Has anyone picked up on this? Could of been better if I'd used the tripod.


----------



## youngslipper (Jul 4, 2015)

Where are all the other stars?


----------



## emydura (Jul 4, 2015)

We saw it here in Canberra the other night as well.


----------



## Heather (Jul 4, 2015)

Nice! I saw it when it was not so close, while driving home a couple weeks ago. Nice shot!


----------



## ehanes7612 (Jul 4, 2015)

a longer exposure may have shown four moons of jupiter but unless you have at least a four inch aperture lens (a 200 mm camera lens is about 2.5 inches) you wont get any detail in jupiter itself. if you had a longer exposure though you would have blown out venus...you would need to bracket your exposures and combine them in photoshop or some other program


----------



## troy (Jul 5, 2015)

Thank you for sharing!!!


----------



## Mandy2705 (Jul 5, 2015)

Amazing! Thank you so very much.


----------



## My Green Pets (Jul 5, 2015)

Nice! When I looked through my telescope, Venus appeared as a crescent...How did you get that round shape?


----------



## ehanes7612 (Jul 5, 2015)

CambriaWhat said:


> Nice! When I looked through my telescope, Venus appeared as a crescent...How did you get that round shape?

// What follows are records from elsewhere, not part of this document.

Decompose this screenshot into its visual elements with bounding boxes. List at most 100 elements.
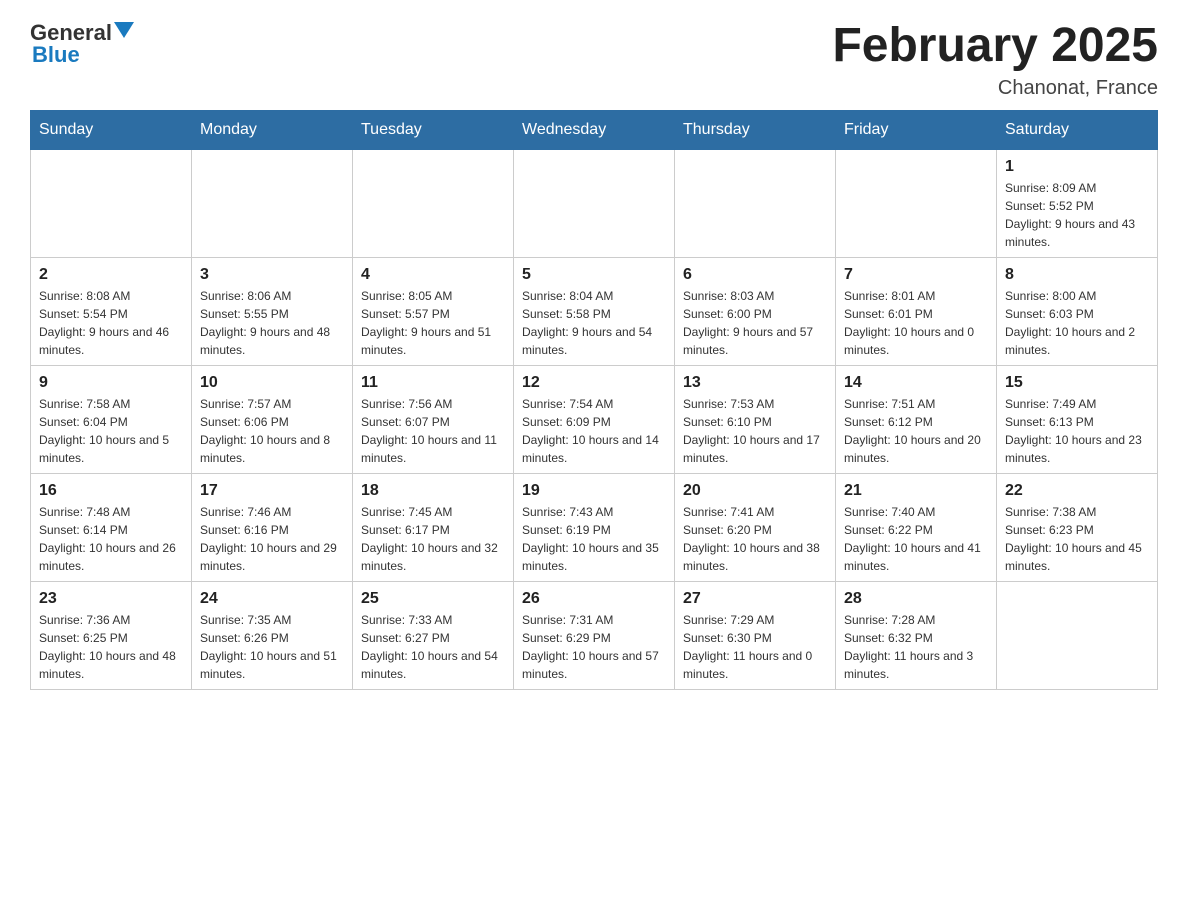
header-day-saturday: Saturday <box>997 110 1158 149</box>
header-day-sunday: Sunday <box>31 110 192 149</box>
calendar-cell: 22 Sunrise: 7:38 AMSunset: 6:23 PMDayligh… <box>997 473 1158 581</box>
header-day-thursday: Thursday <box>675 110 836 149</box>
day-info: Sunrise: 7:51 AMSunset: 6:12 PMDaylight:… <box>844 395 988 467</box>
day-number: 14 <box>844 374 988 392</box>
day-info: Sunrise: 7:58 AMSunset: 6:04 PMDaylight:… <box>39 395 183 467</box>
day-number: 17 <box>200 482 344 500</box>
day-info: Sunrise: 8:09 AMSunset: 5:52 PMDaylight:… <box>1005 179 1149 251</box>
day-info: Sunrise: 8:06 AMSunset: 5:55 PMDaylight:… <box>200 287 344 359</box>
calendar-cell <box>836 149 997 257</box>
day-info: Sunrise: 8:08 AMSunset: 5:54 PMDaylight:… <box>39 287 183 359</box>
calendar-cell: 18Sunrise: 7:45 AMSunset: 6:17 PMDayligh… <box>353 473 514 581</box>
calendar-cell: 26 Sunrise: 7:31 AMSunset: 6:29 PMDayligh… <box>514 581 675 689</box>
day-number: 15 <box>1005 374 1149 392</box>
calendar-cell: 27Sunrise: 7:29 AMSunset: 6:30 PMDayligh… <box>675 581 836 689</box>
calendar-week-row: 23 Sunrise: 7:36 AMSunset: 6:25 PMDayligh… <box>31 581 1158 689</box>
calendar-cell: 2 Sunrise: 8:08 AMSunset: 5:54 PMDaylight… <box>31 257 192 365</box>
calendar-cell <box>514 149 675 257</box>
day-number: 8 <box>1005 266 1149 284</box>
day-info: Sunrise: 7:33 AMSunset: 6:27 PMDaylight:… <box>361 611 505 683</box>
day-info: Sunrise: 7:53 AMSunset: 6:10 PMDaylight:… <box>683 395 827 467</box>
day-number: 16 <box>39 482 183 500</box>
calendar-cell: 14 Sunrise: 7:51 AMSunset: 6:12 PMDayligh… <box>836 365 997 473</box>
day-number: 4 <box>361 266 505 284</box>
day-number: 9 <box>39 374 183 392</box>
calendar-cell: 21 Sunrise: 7:40 AMSunset: 6:22 PMDayligh… <box>836 473 997 581</box>
day-info: Sunrise: 7:35 AMSunset: 6:26 PMDaylight:… <box>200 611 344 683</box>
calendar-cell: 1 Sunrise: 8:09 AMSunset: 5:52 PMDaylight… <box>997 149 1158 257</box>
day-number: 23 <box>39 590 183 608</box>
calendar-cell: 23 Sunrise: 7:36 AMSunset: 6:25 PMDayligh… <box>31 581 192 689</box>
title-area: February 2025 Chanonat, France <box>832 20 1158 100</box>
day-number: 22 <box>1005 482 1149 500</box>
day-info: Sunrise: 7:36 AMSunset: 6:25 PMDaylight:… <box>39 611 183 683</box>
day-info: Sunrise: 7:45 AMSunset: 6:17 PMDaylight:… <box>361 503 505 575</box>
calendar-cell: 20 Sunrise: 7:41 AMSunset: 6:20 PMDayligh… <box>675 473 836 581</box>
day-info: Sunrise: 7:43 AMSunset: 6:19 PMDaylight:… <box>522 503 666 575</box>
calendar-cell: 13 Sunrise: 7:53 AMSunset: 6:10 PMDayligh… <box>675 365 836 473</box>
header-day-friday: Friday <box>836 110 997 149</box>
day-info: Sunrise: 7:41 AMSunset: 6:20 PMDaylight:… <box>683 503 827 575</box>
logo-arrow-icon <box>114 22 134 40</box>
calendar-cell: 3 Sunrise: 8:06 AMSunset: 5:55 PMDaylight… <box>192 257 353 365</box>
day-number: 20 <box>683 482 827 500</box>
day-number: 1 <box>1005 158 1149 176</box>
day-number: 28 <box>844 590 988 608</box>
day-info: Sunrise: 8:05 AMSunset: 5:57 PMDaylight:… <box>361 287 505 359</box>
day-number: 3 <box>200 266 344 284</box>
calendar-table: SundayMondayTuesdayWednesdayThursdayFrid… <box>30 110 1158 690</box>
calendar-cell: 12 Sunrise: 7:54 AMSunset: 6:09 PMDayligh… <box>514 365 675 473</box>
calendar-cell: 19 Sunrise: 7:43 AMSunset: 6:19 PMDayligh… <box>514 473 675 581</box>
day-number: 5 <box>522 266 666 284</box>
day-number: 19 <box>522 482 666 500</box>
calendar-week-row: 9 Sunrise: 7:58 AMSunset: 6:04 PMDaylight… <box>31 365 1158 473</box>
day-info: Sunrise: 7:56 AMSunset: 6:07 PMDaylight:… <box>361 395 505 467</box>
day-number: 2 <box>39 266 183 284</box>
calendar-week-row: 2 Sunrise: 8:08 AMSunset: 5:54 PMDaylight… <box>31 257 1158 365</box>
day-info: Sunrise: 7:28 AMSunset: 6:32 PMDaylight:… <box>844 611 988 683</box>
day-info: Sunrise: 7:31 AMSunset: 6:29 PMDaylight:… <box>522 611 666 683</box>
day-number: 24 <box>200 590 344 608</box>
day-number: 26 <box>522 590 666 608</box>
day-number: 7 <box>844 266 988 284</box>
day-number: 12 <box>522 374 666 392</box>
header-day-tuesday: Tuesday <box>353 110 514 149</box>
calendar-cell: 24 Sunrise: 7:35 AMSunset: 6:26 PMDayligh… <box>192 581 353 689</box>
day-info: Sunrise: 7:48 AMSunset: 6:14 PMDaylight:… <box>39 503 183 575</box>
calendar-cell <box>997 581 1158 689</box>
page-header: General Blue February 2025 Chanonat, Fra… <box>30 20 1158 100</box>
calendar-cell: 6Sunrise: 8:03 AMSunset: 6:00 PMDaylight… <box>675 257 836 365</box>
calendar-cell: 8 Sunrise: 8:00 AMSunset: 6:03 PMDaylight… <box>997 257 1158 365</box>
calendar-cell <box>353 149 514 257</box>
day-info: Sunrise: 7:38 AMSunset: 6:23 PMDaylight:… <box>1005 503 1149 575</box>
day-number: 27 <box>683 590 827 608</box>
day-info: Sunrise: 7:40 AMSunset: 6:22 PMDaylight:… <box>844 503 988 575</box>
day-number: 25 <box>361 590 505 608</box>
calendar-cell: 16 Sunrise: 7:48 AMSunset: 6:14 PMDayligh… <box>31 473 192 581</box>
calendar-cell: 25 Sunrise: 7:33 AMSunset: 6:27 PMDayligh… <box>353 581 514 689</box>
day-number: 10 <box>200 374 344 392</box>
header-day-monday: Monday <box>192 110 353 149</box>
day-number: 6 <box>683 266 827 284</box>
calendar-cell: 11 Sunrise: 7:56 AMSunset: 6:07 PMDayligh… <box>353 365 514 473</box>
day-info: Sunrise: 7:54 AMSunset: 6:09 PMDaylight:… <box>522 395 666 467</box>
day-info: Sunrise: 8:01 AMSunset: 6:01 PMDaylight:… <box>844 287 988 359</box>
header-day-wednesday: Wednesday <box>514 110 675 149</box>
calendar-cell: 5 Sunrise: 8:04 AMSunset: 5:58 PMDaylight… <box>514 257 675 365</box>
logo: General Blue <box>30 20 134 68</box>
calendar-cell: 28 Sunrise: 7:28 AMSunset: 6:32 PMDayligh… <box>836 581 997 689</box>
logo-blue-text: Blue <box>32 42 80 68</box>
day-info: Sunrise: 8:04 AMSunset: 5:58 PMDaylight:… <box>522 287 666 359</box>
calendar-cell <box>31 149 192 257</box>
day-info: Sunrise: 7:46 AMSunset: 6:16 PMDaylight:… <box>200 503 344 575</box>
calendar-cell: 15Sunrise: 7:49 AMSunset: 6:13 PMDayligh… <box>997 365 1158 473</box>
day-number: 11 <box>361 374 505 392</box>
calendar-cell: 17 Sunrise: 7:46 AMSunset: 6:16 PMDayligh… <box>192 473 353 581</box>
calendar-header-row: SundayMondayTuesdayWednesdayThursdayFrid… <box>31 110 1158 149</box>
day-number: 13 <box>683 374 827 392</box>
calendar-cell <box>192 149 353 257</box>
month-title: February 2025 <box>832 20 1158 73</box>
day-number: 21 <box>844 482 988 500</box>
calendar-cell <box>675 149 836 257</box>
day-info: Sunrise: 8:00 AMSunset: 6:03 PMDaylight:… <box>1005 287 1149 359</box>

you are dealing with the limitation of a ccd sensor when taking pics of astral objects with a camera (very small aperture compared to a telescope) ..the magnification is very small so you are working with a very small pixel distribution area...you can see the off white (yellowish) area on venus (that would normally be dark) indicating its crescent shape, this area is filled in with the photons reflecting off venus and because of atmospheric effects on earth, you can get errant photons (effects of quantum mechanics) slightly changing trajectory,...in this shot, venus is also slightly overexposed , so greater chance for error ...taking pics of planets is very difficult, especially with only a camera


----------



## Ozpaph (Jul 5, 2015)

I'd appreciate some tips on taking photos of the Milky Way, if you have any?


----------



## ehanes7612 (Jul 5, 2015)

Ozpaph said:


> I'd appreciate some tips on taking photos of the Milky Way, if you have any?

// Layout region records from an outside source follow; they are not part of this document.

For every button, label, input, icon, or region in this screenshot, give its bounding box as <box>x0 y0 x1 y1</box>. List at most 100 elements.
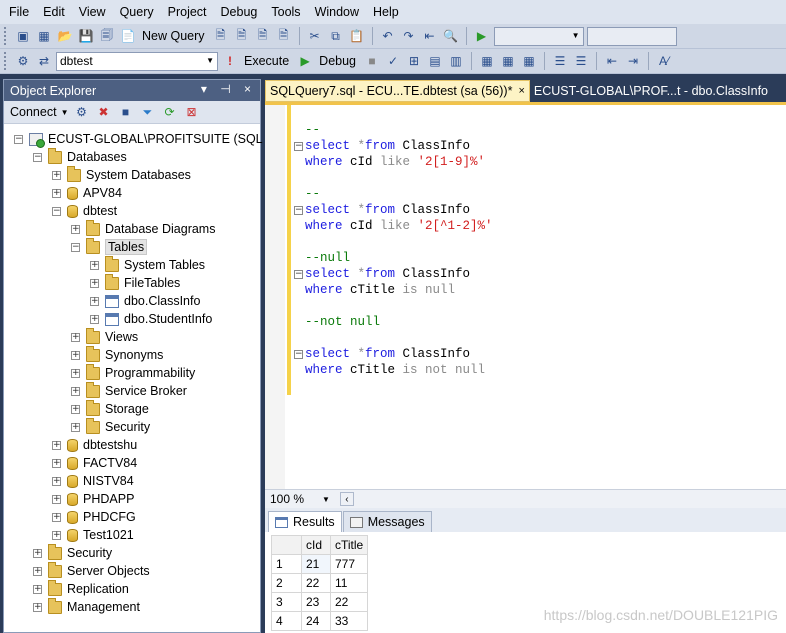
start-icon[interactable]: ▶ <box>473 27 491 45</box>
connect-icon[interactable]: ⚙ <box>14 52 32 70</box>
add-item-icon[interactable]: ▦ <box>35 27 53 45</box>
expand-icon[interactable]: + <box>71 422 80 432</box>
column-header-cid[interactable]: cId <box>301 535 331 555</box>
toolbar-grip[interactable] <box>4 52 8 70</box>
uncomment-icon[interactable]: ☰ <box>572 52 590 70</box>
tab-results[interactable]: Results <box>268 511 342 532</box>
results-to-text-icon[interactable]: ▥ <box>447 52 465 70</box>
stop-icon[interactable]: ■ <box>363 52 381 70</box>
menu-tools[interactable]: Tools <box>264 0 307 24</box>
tree-node[interactable]: − Tables <box>71 237 148 256</box>
design-query-icon[interactable]: ▤ <box>426 52 444 70</box>
menu-file[interactable]: File <box>2 0 36 24</box>
expand-icon[interactable]: + <box>33 602 42 612</box>
menu-edit[interactable]: Edit <box>36 0 72 24</box>
redo-icon[interactable]: ↷ <box>400 27 418 45</box>
table-row[interactable]: 4 24 33 <box>271 611 369 631</box>
disconnect-icon[interactable]: ✖ <box>94 103 112 121</box>
tree-node[interactable]: + PHDAPP <box>52 490 134 508</box>
expand-icon[interactable]: + <box>71 386 80 396</box>
menu-help[interactable]: Help <box>366 0 406 24</box>
increase-indent-icon[interactable]: ⇥ <box>624 52 642 70</box>
menu-window[interactable]: Window <box>308 0 366 24</box>
expand-icon[interactable]: + <box>90 260 99 270</box>
expand-icon[interactable]: + <box>52 458 61 468</box>
column-header-ctitle[interactable]: cTitle <box>329 535 369 555</box>
tree-node[interactable]: + Storage <box>71 399 149 418</box>
refresh-icon[interactable]: ⟳ <box>160 103 178 121</box>
include-plan-icon[interactable]: ▦ <box>499 52 517 70</box>
expand-icon[interactable]: + <box>52 476 61 486</box>
expand-icon[interactable]: + <box>33 584 42 594</box>
navigate-icon[interactable]: ⇤ <box>421 27 439 45</box>
scroll-left-icon[interactable]: ‹ <box>339 492 354 506</box>
solution-platform-dropdown[interactable] <box>586 26 677 46</box>
database-select[interactable]: dbtest ▼ <box>56 51 218 71</box>
tree-node[interactable]: + FACTV84 <box>52 454 137 472</box>
cell-cid[interactable]: 24 <box>301 611 331 631</box>
row-number[interactable]: 4 <box>271 611 302 631</box>
parse-icon[interactable]: ✓ <box>384 52 402 70</box>
expand-icon[interactable]: + <box>71 350 80 360</box>
collapse-icon[interactable]: − <box>294 350 303 359</box>
expand-icon[interactable]: + <box>52 494 61 504</box>
new-query-icon[interactable]: 📄 <box>119 27 137 45</box>
expand-icon[interactable]: + <box>90 278 99 288</box>
expand-icon[interactable]: + <box>52 512 61 522</box>
tree-node[interactable]: + Management <box>33 597 140 616</box>
intellisense-icon[interactable]: ▦ <box>478 52 496 70</box>
expand-icon[interactable]: + <box>71 404 80 414</box>
row-number[interactable]: 1 <box>271 554 302 574</box>
specify-values-icon[interactable]: A⁄ <box>655 52 673 70</box>
tab-classinfo[interactable]: ECUST-GLOBAL\PROF...t - dbo.ClassInfo <box>530 80 772 102</box>
paste-icon[interactable]: 📋 <box>348 27 366 45</box>
debug-button[interactable]: Debug <box>319 54 356 68</box>
collapse-icon[interactable]: − <box>294 142 303 151</box>
chevron-down-icon[interactable]: ▼ <box>322 495 330 504</box>
tree-node[interactable]: + Database Diagrams <box>71 219 215 238</box>
table-row[interactable]: 2 22 11 <box>271 573 369 593</box>
execute-button[interactable]: Execute <box>244 54 289 68</box>
row-number-header[interactable] <box>271 535 302 555</box>
tree-node[interactable]: + NISTV84 <box>52 472 134 490</box>
expand-icon[interactable]: + <box>52 188 61 198</box>
copy-icon[interactable]: ⧉ <box>327 27 345 45</box>
tree-node[interactable]: + System Tables <box>90 255 205 274</box>
expand-icon[interactable]: + <box>71 368 80 378</box>
tree-node[interactable]: + Replication <box>33 579 129 598</box>
row-number[interactable]: 3 <box>271 592 302 612</box>
db-query-icon[interactable]: 🗎 <box>212 27 230 45</box>
tree-node[interactable]: − ECUST-GLOBAL\PROFITSUITE (SQL Ser <box>14 130 285 148</box>
cell-cid[interactable]: 21 <box>301 554 331 574</box>
tree-node[interactable]: − Databases <box>33 147 127 166</box>
expand-icon[interactable]: + <box>90 296 99 306</box>
expand-icon[interactable]: + <box>52 440 61 450</box>
connect-icon[interactable]: ⚙ <box>72 103 90 121</box>
zoom-level[interactable]: 100 % <box>270 492 304 506</box>
collapse-icon[interactable]: − <box>52 206 61 216</box>
tab-messages[interactable]: Messages <box>342 511 432 532</box>
cell-cid[interactable]: 23 <box>301 592 331 612</box>
expand-icon[interactable]: + <box>33 566 42 576</box>
tree-node[interactable]: + Programmability <box>71 363 195 382</box>
save-icon[interactable]: 💾 <box>77 27 95 45</box>
mdx-query-icon[interactable]: 🗎 <box>233 27 251 45</box>
tab-sqlquery7[interactable]: SQLQuery7.sql - ECU...TE.dbtest (sa (56)… <box>265 80 530 102</box>
filter-icon[interactable]: ⏷ <box>138 103 156 121</box>
tree-node[interactable]: + dbo.StudentInfo <box>90 310 212 328</box>
undo-icon[interactable]: ↶ <box>379 27 397 45</box>
tree-node[interactable]: + Server Objects <box>33 561 150 580</box>
collapse-icon[interactable]: − <box>294 206 303 215</box>
menu-project[interactable]: Project <box>161 0 214 24</box>
menu-debug[interactable]: Debug <box>214 0 265 24</box>
tree-node[interactable]: + Service Broker <box>71 381 187 400</box>
tree-node[interactable]: + Security <box>71 417 150 436</box>
open-file-icon[interactable]: 📂 <box>56 27 74 45</box>
chevron-down-icon[interactable]: ▼ <box>61 108 69 117</box>
toolbar-grip[interactable] <box>4 27 8 45</box>
expand-icon[interactable]: + <box>90 314 99 324</box>
activity-monitor-icon[interactable]: ⊠ <box>182 103 200 121</box>
table-row[interactable]: 1 21 777 <box>271 554 369 574</box>
expand-icon[interactable]: + <box>52 170 61 180</box>
expand-icon[interactable]: + <box>33 548 42 558</box>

The darker the sky the better...if you use a wide angle camera , you can get away with a 30 second exposure without streaking, maybe more but you would also need a tripod. If you go into more detail, say the areas with high concentrations of nebulae, you will need a series of shots to help filter noise (which you can stack in a program like Lightroom) and then manipulate in photoshop for color and detail. It's a long process but there are plenty of youtube tutorials. A 200 mm lens will allow you a two to four second exposure without streaking (depends how far away the object is from Polaris, the axis of spin for the earth). Any longer and you will need a trustworthy equatorial mount with a good drive to track the sky.


----------



## Ozpaph (Jul 6, 2015)

Thank-you. Ill work on it.


----------



## ehanes7612 (Jul 6, 2015)

if your camera has a really good ccd sensor you can push the ISO pretty high, thus reducing exposure time...I can go as high as 16,000 before I get into noise


----------